Electron Transport Chain
An electron from photosystem II passes down this via electron carriers.
Photosystem I
The second photosystem, electrons jump off of this into NADP with hydrogen ions from NADPH.
Photosystem II
The first photosystem, this system has the electron transport chain
ATP Synthase
This is the enzyme that hydrogen ions go through to turn into ATP.
Hydrogen Proton Concentration Gradient
The energy that is released from the redox reactions pumps hydrogen ions into the inner thylakoid space to create this.
Chemiososis
This is the process when the hydrogen ions diffuse through the ATP synthase.

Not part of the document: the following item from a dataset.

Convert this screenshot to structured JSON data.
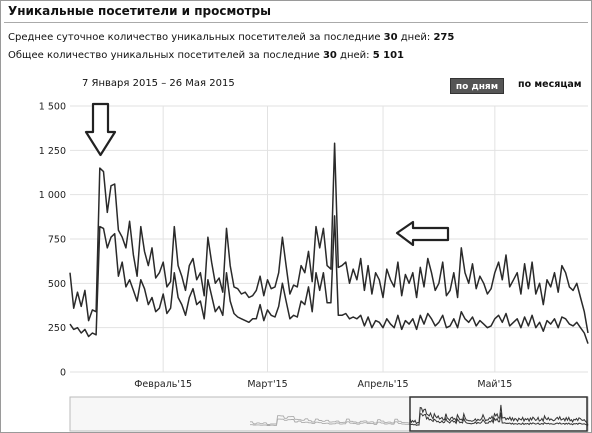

Products of Light Reactions
oxygen as a waste, ATP, NADPH
Requirements for the Calvin Cycle
that the light cycle works
Carbon Fixation
This is also called carboxylation, carbon dioxide is added to a five carbon molecule RuBP, the unstable six carbon molecule breaks quickly into two three carbon molecules by RuBisCo.
RuBP
The five carbon molecule that the carbon dioxide is added to.
RuBisCo
This enzyme breaks apart the six carbon molecule into two three carbon molecules.
PGA
This is also 3PG, the name for the three carbon molecule
Reduction
This process is also called reshuffling, ATP and NADPH turn 3PG into G3P, some of these go to make glucose (it needs two three carbon molecules)
PGAL
The reshuffled form of PGA, turned into this by ATP and NADPH, some can be recycled for the next cycle or made into glucose
Reforming
This process is also recycling, some G3P or PGAL molecules are recycled into RuBP, requires ATP
Products of Calvin Cycle
glucose
Light Intensity
Not enough light results in not enough energy for the light reaction to take place, photosynthesis rate goes down
Temperature
If the temperature is too high or too low the photosynthesis rate will go down
Concentration of Oxygen
If there is more oxygen, the rate of photosynthesis will decrease
Concentration of Carbon Dioxide
If there is more carbon dioxide, the rate of photosynthesis will increase
Water
If there is not enough water, the rate of photosynthesis will go down
Photorespiration
If there is too much oxygen, the Calvin cycle will get hijacked. RuBisCo will attach oxygen to RuBp instead of carbon dioxide, this reduces the rate and efficiency by pulling off carbon, lowers 50%-100%
Stomata
These are small pores on the underside of leaves that allow for air to enter and exit. These usually open during the daytime for carbon dioxide to get in for photosynthesis. Carbon dioxide goes in and oxygen goes out. Water vapor might escape during the heat.
Mesophyll cells
surround the bundle sheath cells
Bundle Sheath Cells
where the Calvin cycle occurs in C4 (and CAM?), surrounded by mesophyll cells
Transpiration
This is the evaporation of water from a leaf when it is hot and dry. The plant needs to close the stomata but no carbon dioxide will get in and no oxygen will go out.
CAM Photosynthesis
In this solution, the plant only opens the stomata when it is cool (night) and stores the CO2 in the central vacuole. Collection occurs after (before?) the Calvin cycle. CO2 is joined to the PEP molecule and becomes an oxaloacetic acid that is converted to a 4 carbon malic acid and is stored in the vacuole. The 4 carbon acid is converted back to CO2 during the day for the Calvin Cycle. Cactus and pineapple do this.
Oxaloacetic Acid
This is what is created when CO2 is joined to the PEP molecule and is converted to a four carbon malic acid which is stored in the vacuole.
C4 Photosynthesis
Mesophyll cells surround the bundle sheath cells, CO2 is joined to the PEP molecule and becomes oxaloacetic acid which is then converted to a four carbon malic acid in the mesophyll cells. The 4 carbon acid is converted back to CO2 for the Calvin cycle in the bundle sheath cells. Oxygen is not allowed to enter to prevent photorespiration. Corn and sugar cane both use this.
C3 Photosynthesis
This is the most common type of photosynthesis used in roses and fruit trees.
Downsides to CAM and C4
The CO2 shuttle and storage is not free, adds two ATP per Co2 to the amount of energy needed for each CO2. Only good for plants in an an environment prone to photorespiration.